Despite only getting 40 receptions, Austin was initially a huge part of the game-plan, recording six catches in three straight games to start his NFL career. He wouldn’t catch more than five passes again for the rest of the season, but the quarterback change obviously played into that.
Needless to say, with Austin improving, knowing the offense and having Bradford back, we can safely bet his role will only increase. We can’t be certain that he’ll suddenly see a dramatic leap from his 10.5 yards per reception, but we can probably bank on 15-20 more catches, at the least.
Another issue is that Austin missed three games due to injury. This can play into concern about his long-term durability, but it can also explain poor overall numbers a bit, as well.
Next up is Austin’s lack of use in the running game. His big thing coming out of West Virginia was his versatility, yet the Rams used him just nine times out of the backfield as a runner. That’s on them. After all, he took those nine carries for a quality 151 rushing yards and a touchdown. Yet, for some reason, he never ran the ball more than twice in one game, and even did that just once.
Needless to say, this is another area where Austin is expected to get more involved in 2014. Nine rushes is far too few for a player so versatile and explosive. Closer to 25-30 could be, and should be, expected.
There’s also the return game. Not every league awards fantasy points for return yardage and scores, but the ones that do will have you valuing Austin even more.
He actually had under 400 kick return yards and only one punt returned for a touchdown, but it’s conceivable that his role in both departments increases next season.
Incoming help via the draft and/or free agency is the last tidbit fantasy owners need to consider when projecting Austin for 2014. If the Rams can finally bring in a solid #1 guy, it will take pressure and focus off of Austin, allowing him to roam free in the slot and get more involved as a runner, as well.
Heading into 2013, I projected Austin to get 70-75 total touches. Not counting return duty, he didn’t even crack 50 last season. I was wrong the first time, but in 2014 I think the 70-75 is a lot more realistic.

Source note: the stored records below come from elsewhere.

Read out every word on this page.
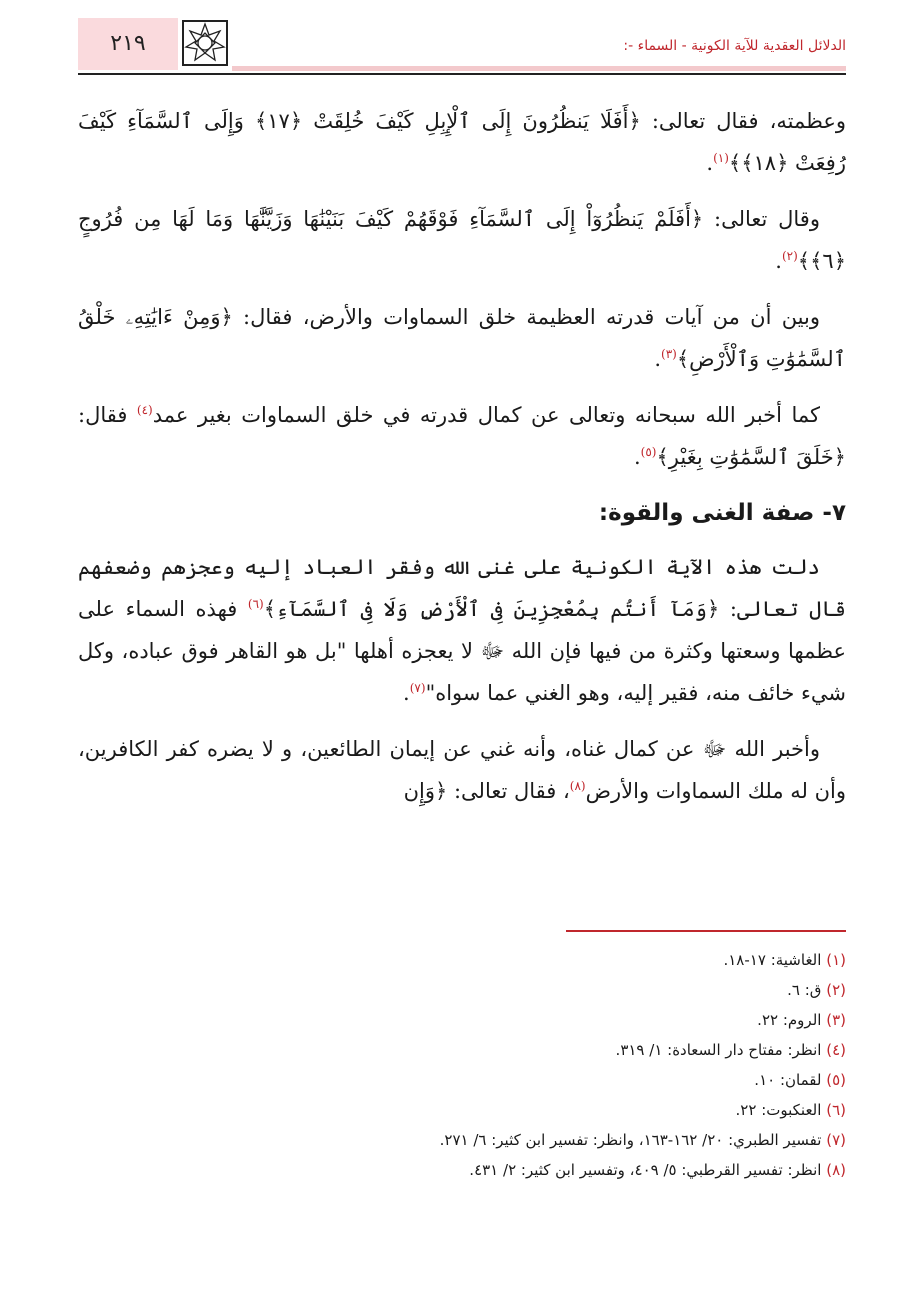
٢١٩	الدلائل العقدية للآية الكونية - السماء -:

وعظمته، فقال تعالى: ﴿أَفَلَا يَنظُرُونَ إِلَى ٱلْإِبِلِ كَيْفَ خُلِقَتْ ﴿١٧﴾ وَإِلَى ٱلسَّمَآءِ كَيْفَ رُفِعَتْ ﴿١٨﴾﴾$^{(١)}$.

وقال تعالى: ﴿أَفَلَمْ يَنظُرُوٓاْ إِلَى ٱلسَّمَآءِ فَوْقَهُمْ كَيْفَ بَنَيْنَٰهَا وَزَيَّنَّٰهَا وَمَا لَهَا مِن فُرُوجٍ ﴿٦﴾﴾$^{(٢)}$.

وبين أن من آيات قدرته العظيمة خلق السماوات والأرض، فقال: ﴿وَمِنْ ءَايَٰتِهِۦ خَلْقُ ٱلسَّمَٰوَٰتِ وَٱلْأَرْضِ﴾$^{(٣)}$.

كما أخبر الله سبحانه وتعالى عن كمال قدرته في خلق السماوات بغير عمد$^{(٤)}$ فقال: ﴿خَلَقَ ٱلسَّمَٰوَٰتِ بِغَيْرِ﴾$^{(٥)}$.

٧- صفة الغنى والقوة:

دلت هذه الآية الكونية على غنى الله وفقر العباد إليه وعجزهم وضعفهم قال تعالى: ﴿وَمَآ أَنتُم بِمُعْجِزِينَ فِى ٱلْأَرْضِ وَلَا فِى ٱلسَّمَآءِ﴾$^{(٦)}$ فهذه السماء على عظمها وسعتها وكثرة من فيها فإن الله ﷻ لا يعجزه أهلها "بل هو القاهر فوق عباده، وكل شيء خائف منه، فقير إليه، وهو الغني عما سواه"$^{(٧)}$.

وأخبر الله ﷻ عن كمال غناه، وأنه غني عن إيمان الطائعين، و لا يضره كفر الكافرين، وأن له ملك السماوات والأرض$^{(٨)}$، فقال تعالى: ﴿وَإِن

(١) الغاشية: ١٧-١٨.
(٢) ق: ٦.
(٣) الروم: ٢٢.
(٤) انظر: مفتاح دار السعادة: ١/ ٣١٩.
(٥) لقمان: ١٠.
(٦) العنكبوت: ٢٢.
(٧) تفسير الطبري: ٢٠/ ١٦٢-١٦٣، وانظر: تفسير ابن كثير: ٦/ ٢٧١.
(٨) انظر: تفسير القرطبي: ٥/ ٤٠٩، وتفسير ابن كثير: ٢/ ٤٣١.
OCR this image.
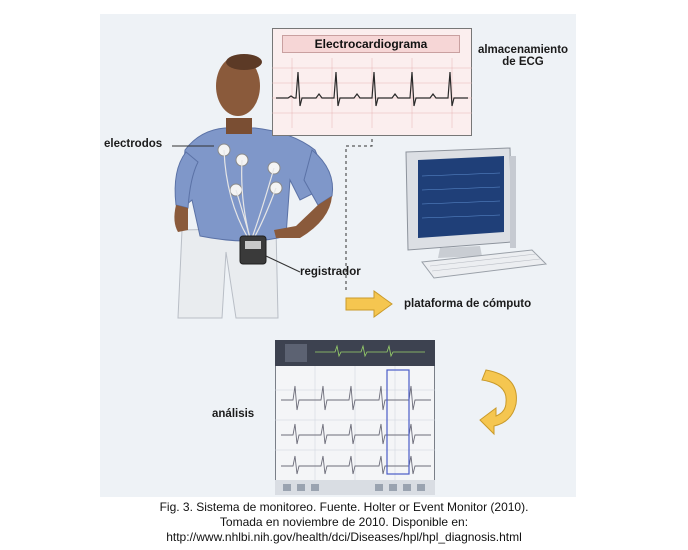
Electrocardiograma	almacenamiento
de ECG
electrodos
registrador
plataforma de cómputo
análisis
Fig. 3. Sistema de monitoreo. Fuente. Holter or Event Monitor (2010).
Tomada en noviembre de 2010. Disponible en:
http://www.nhlbi.nih.gov/health/dci/Diseases/hpl/hpl_diagnosis.html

All this being said, Austin absolutely is not a WR1 in fantasy football and it’s impossible to predict whether or not he will be. He clearly is a dynamite play-maker in open space and has the speed and elusiveness to be a terror. But if he can’t develop his route-running and progress as an asset in the red-zone, his upside might actually be capped.
The real question is, is he going to be the next Percy Harvin/DeSean Jackson, or is he going to be the next Ted Ginn? Only time will tell, but for now he can’t be drafted as anything more than a high-upside WR3 in fantasy leagues.